We can no longer ignore the elephant in the room: The Kentucky Wildcats, defending NCAA champions and the model of new-age success in college basketball, could miss the 2013 tournament. Really.
Those still reading need to at least face the possibility of sweating out Selection Sunday. The Wildcats are simply good, not great, and enter the heart of the season a long way from their accustomed "lock" status as an NCAA tournament team and Final Four regular.
In fact, the Wildcats are closer to missing the tournament entirely than to playing in April.

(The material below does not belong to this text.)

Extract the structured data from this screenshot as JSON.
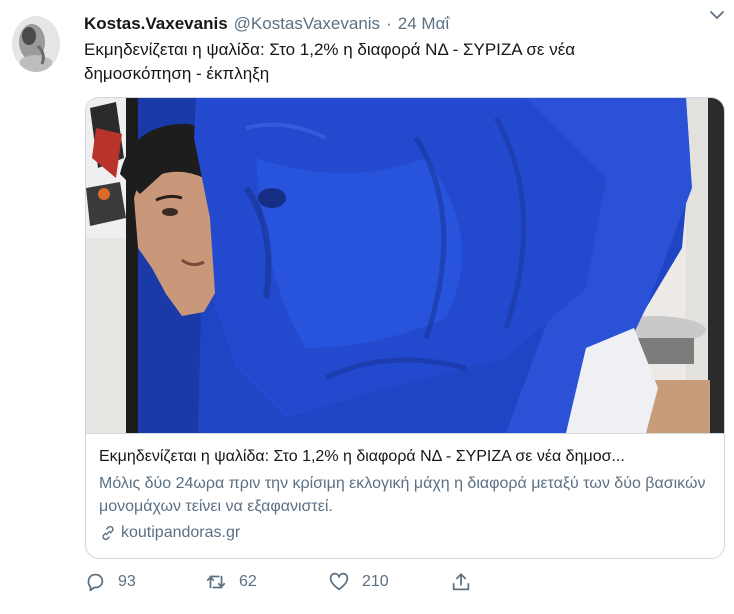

Here are several reasons why Kentucky is in danger of missing the 2013 NCAA tournament:
• Kentucky sits at No. 42 on our latest S-Curve. This is probably a bit generous, based more on recent history and potential than actual accomplishment. Regardless, that position means the Wildcats were just one spot away from a First Four game in our latest bracket. Only the Dayton business community would be happy with that outcome, I suspect.
• The Wildcats are 1-1 in early SEC play and needed a disputed bucket to escape Vanderbilt before being outclassed at home by Texas A&M. With four of their next six games away from Rupp Arena, there's every chance the Wildcats will hit the halfway mark of their league schedule not much better than .500 in the SEC. In a fairly weak conference, they'll need to be well above that by March.
• A week ago, UK was on my list of national leaders in "fake wins." Of the Wildcats' 10 victories this season, just two -- Maryland (in Brooklyn) and at Vanderbilt -- have come over non-guarantee opponents. That means a 10-5 record for the Wildcats, which is already borderline, is more like a 2-5 record in the eyes of the selection committee. There's a ton of work to do in a conference that suddenly presents more opportunities for "bad" losses than it does "good" wins.
• The RPI, typically so kind to Kentucky, is heading the opposite direction in 2013. UK's current number is 68 and, worse, the best RPI calculators have the Wildcats landing no better than the low 50s two months from now. Without a couple of serious NCAA-level wins on its resume, Kentucky is going to generate lots of bubble talk with that kind of profile.
The bottom line is that UK's season is going to come down to four SEC games: at Ole Miss (Jan. 29), at Florida (Feb. 12), home versus Missouri (Feb. 23) and the Florida rematch at Rupp Arena (March 9). A split of those contests should be enough, and most Kentucky teams would have little trouble hitting that mark.
But this Kentucky team has played only four comparable games all season. And all four -- a neutral-site game against Duke, at Notre Dame, home versus Baylor and at Louisville -- were losses.
If pressed, I would bet on continued improvement for the young Wildcats and a single-digit NCAA seed. But this season there is little certainty with Kentucky, on or off the court.